The top brass of Legal & General, one of the biggest providers of liability-driven investment strategies, have defended their risk management and laid the blame for September’s pension fund liquidity crisis squarely on the former chancellor’s “mini” Budget.
Answering questions on the LDI crisis from the House of Lords’ industry and regulators committee, L&G’s chair and chief executive defended the insurer’s modelling and use of leverage but conceded that the FTSE 100 group should be on a closer lookout for such “black swan” events.
“No one involved in this — the regulators, the central bank, the government, the advisers, the funds, the sponsors, or us — believed that it was a plausible scenario that the government would do something that would create such extraordinary instability in the market in two trading days,” said L&G’s chair Sir John Kingman. “That’s what really happened here.”
The overriding cause of the market panic, said L&G’s management, was the significant fiscal loosening in ex-prime minister Liz Truss’s growth plan, which compounded market nerves over the Bank of England’s plan to reduce its stock of gilts and sent government borrowing costs racing higher.

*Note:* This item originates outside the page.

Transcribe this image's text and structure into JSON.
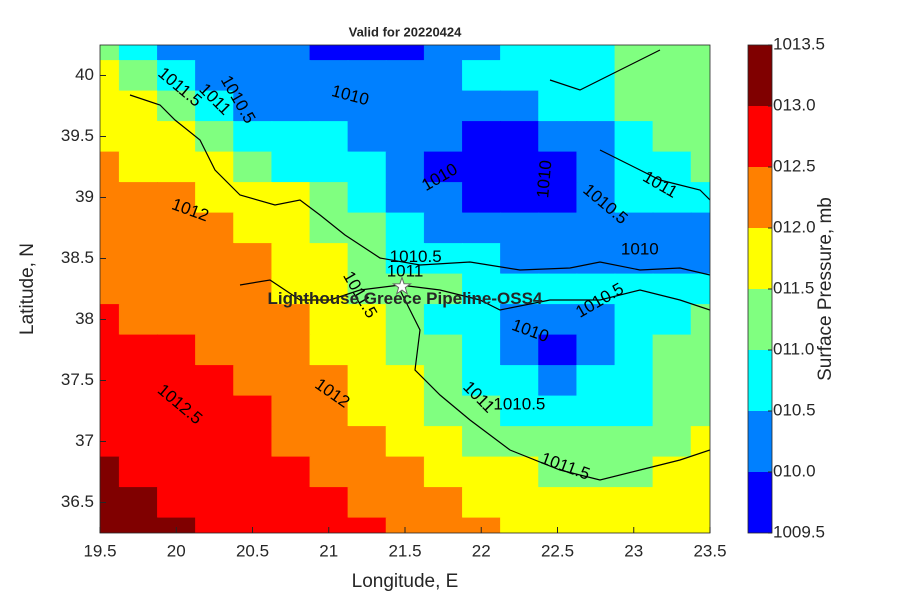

Sir Nigel Wilson, L&G’s chief executive, said the speed of the bond sell-off had “caught us all by surprise”. “Our modelling had never taken into account the degree of stress that there was in the market,” he added.
L&G’s modelling would now take such scenarios into account, he said, adding that their LDI strategies were now being run more cautiously, with more “headroom” against a sharp rise in market interest rates.
Last week, L&G estimated that its profits had been trimmed by £10mn after clients sold out of certain funds to meet collateral calls. The company was insulated from further damage as it takes no balance-sheet risk in LDI strategies, instead acting as an agent between pension funds and investment banks.
Committee member Baroness Sharon Bowles questioned the use of leverage in LDI strategies, which she suggested was effectively “the same thing as borrowing” and thus not permitted under legislation. Kingman said L&G’s “clear understanding is that the LDI products that we offer are . . . within the law” and that the repurchase agreements used in the strategies are legally distinct from borrowing.
He told the committee that there were lessons to be learnt more generally on the use of leverage, as well as the collateral that pension funds were allowed to post.
The committee also discussed the multiple regulators that are responsible for this area, with the Bank of England’s Prudential Regulation Authority, the Financial Conduct Authority and the Pensions Regulator all having a role. Last week, the FCA told the same committee that the scenario that played out following the “mini” Budget had not been “right at the top of the radar”.
“There needs to be some clarity around who would be the principal regulator for this particular part of the pensions industry,” said Wilson.
He suggested that the PRA could take a closer look at defined benefit pension funds, given that so many of them end up transferring their liabilities to insurance companies that are then under its purview.
The firms consulting with pension funds on LDI are not currently regulated for their investment advice. Wilson portrayed the insurer’s role as a “hired help” to the advisers, while Kingman told the committee that in his view these firms should be brought within the scope of regulation.